- Nova pesquisa Genial/Quaest aponta queda na avaliação de Zema: governo é aprovado por 52% e reprovado por 41%, os menores e maiores índices em dois anos.
- Satisfação com a gestão cai de 41% para 32% e a insatisfação sobe de 14% para 26%.
- 37% dos mineiros querem um governador independente; 30% preferem alguém aliado a Lula e 28% buscam alguém próximo a Bolsonaro.
- A candidatura de Mateus Simões não decola, com apoio entre 3% e 5% das intenções de voto, sem chegar a dois dígitos.
- Sobre a possibilidade de Zema indicar um sucessor, 49% dizem que não, 42% dizem que sim.
O levantamento Genial/Quaest, divulgado nesta terça-feira, 28, aponta um duplo desafio para Romeu Zema (Novo) em Minas Gerais.
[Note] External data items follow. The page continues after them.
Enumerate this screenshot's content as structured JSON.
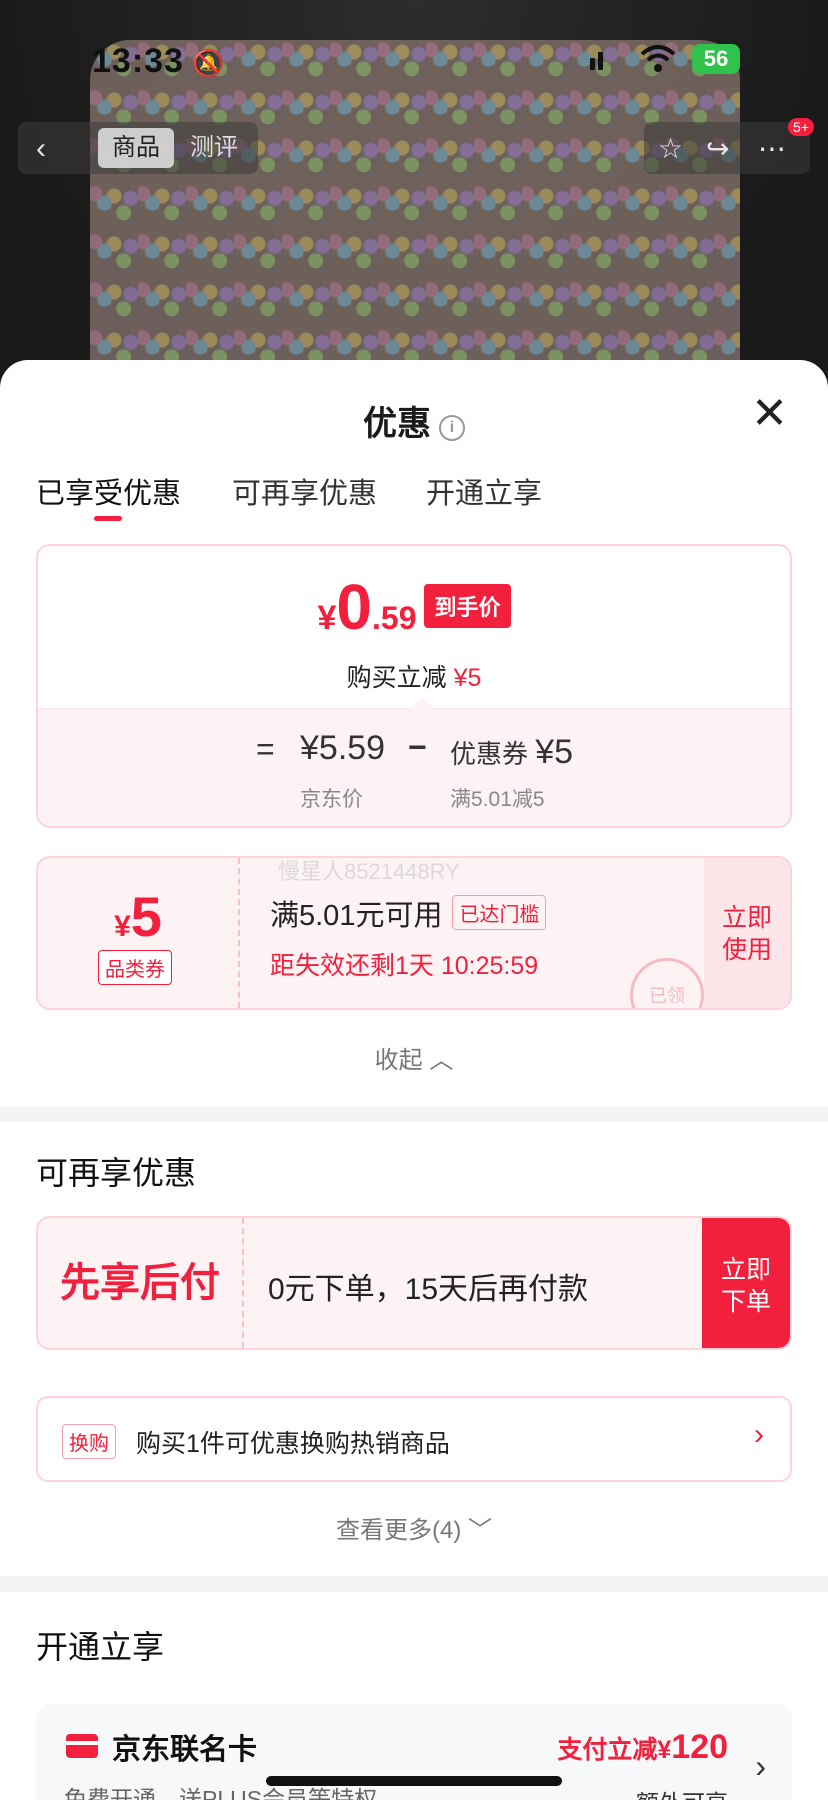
{
  "status_bar": {
    "time": "13:33",
    "battery": "56"
  },
  "top_nav": {
    "tabs": [
      "商品",
      "测评"
    ],
    "badge": "5+"
  },
  "sheet": {
    "title": "优惠",
    "tabs": [
      "已享受优惠",
      "可再享优惠",
      "开通立享"
    ],
    "price_card": {
      "yen": "¥",
      "integer": "0",
      "decimal": ".59",
      "tag": "到手价",
      "sub_label": "购买立减",
      "sub_amount": "¥5",
      "equals": "=",
      "jd_price": "¥5.59",
      "minus": "−",
      "coupon_label": "优惠券",
      "coupon_amount": "¥5",
      "jd_price_caption": "京东价",
      "coupon_caption": "满5.01减5"
    },
    "coupon": {
      "yen": "¥",
      "amount": "5",
      "category": "品类券",
      "condition": "满5.01元可用",
      "reached": "已达门槛",
      "timer": "距失效还剩1天 10:25:59",
      "use_button": "立即使用",
      "stamp": "已领",
      "watermark": "慢星人8521448RY"
    },
    "collapse": "收起",
    "section2": {
      "title": "可再享优惠",
      "paylater_label": "先享后付",
      "paylater_text": "0元下单，15天后再付款",
      "paylater_button": "立即下单",
      "swap_tag": "换购",
      "swap_text": "购买1件可优惠换购热销商品",
      "see_more": "查看更多(4)"
    },
    "section3": {
      "title": "开通立享",
      "card_name": "京东联名卡",
      "card_sub": "免费开通，送PLUS会员等特权",
      "pay_prefix": "支付立减",
      "pay_yen": "¥",
      "pay_amount": "120",
      "extra": "额外可享"
    }
  }
}
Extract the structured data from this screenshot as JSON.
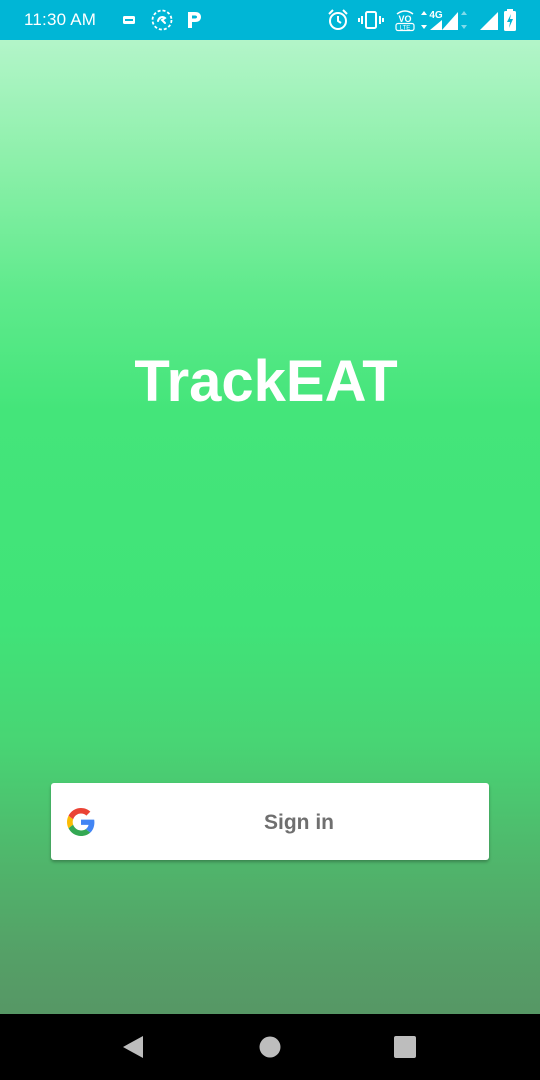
{
  "status_bar": {
    "time": "11:30 AM",
    "left_icons": [
      "airtel-icon",
      "cast-icon",
      "paytm-icon"
    ],
    "right_icons": [
      "alarm-icon",
      "vibrate-icon",
      "volte-icon",
      "4g-signal-icon",
      "signal-icon",
      "battery-charging-icon"
    ],
    "volte_text": "VO",
    "network_text": "4G",
    "color": "#00b6d6"
  },
  "app": {
    "title": "TrackEAT",
    "signin": {
      "label": "Sign in",
      "icon": "google-icon"
    }
  },
  "nav_bar": {
    "buttons": [
      "back-icon",
      "home-icon",
      "recents-icon"
    ]
  }
}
A avaliação da gestão aponta o menor índice de aprovação da série histórica, e a candidatura de seu escolhido, Mateus Simões (PSD), permanece estagnada na disputa pelo governo.
Segundo a pesquisa, o governo de Zema, encerrado em março, é aprovado por 52% dos mineiros e reprovado por 41%. Os números representam o menor desempenho positivo e o maior negativo dos últimos dois anos.
A sondagem também mostra que a avaliação qualitativa da gestão piorou desde fevereiro de 2025. A parcela que vê o governo como positivo caiu de 41% para 32%, enquanto quem considera o trabalho negativo aumentou de 14% para 26%.
Mudança de desenho político no estado
A pesquisa indica que o eleitor mineiro está buscando alternativas: 37% desejam um governador independente, 30% preferem alguém alinhado a Lula e 28% toleram quem seja próximo a Bolsonaro.
Simões, que assumiu o governo de Minas em 22 de março, aparece em cenários de 3% a 5% de intenções de voto, segundo a Genial/Quaest. A margem sugere disputa entre o terceiro ou o quarto lugar, sem chance de chegar aos dois dígitos.
Mesmo que Cleitinho Azevedo (Republicanos) desista de concorrer, o apoio a Simões não alcança patamar significativo entre os mineiros.
Expectativas sobre o legado de Zema
A pesquisa também questionou se Zema merece eleger um sucessor. Respondentes, 49% disseram não, enquanto 42% afirmaram que sim. Sobre o rumo do próximo governo, 44% defendem mudança total, 38% desejam apenas mudanças pontuais e 13% querem continuidade.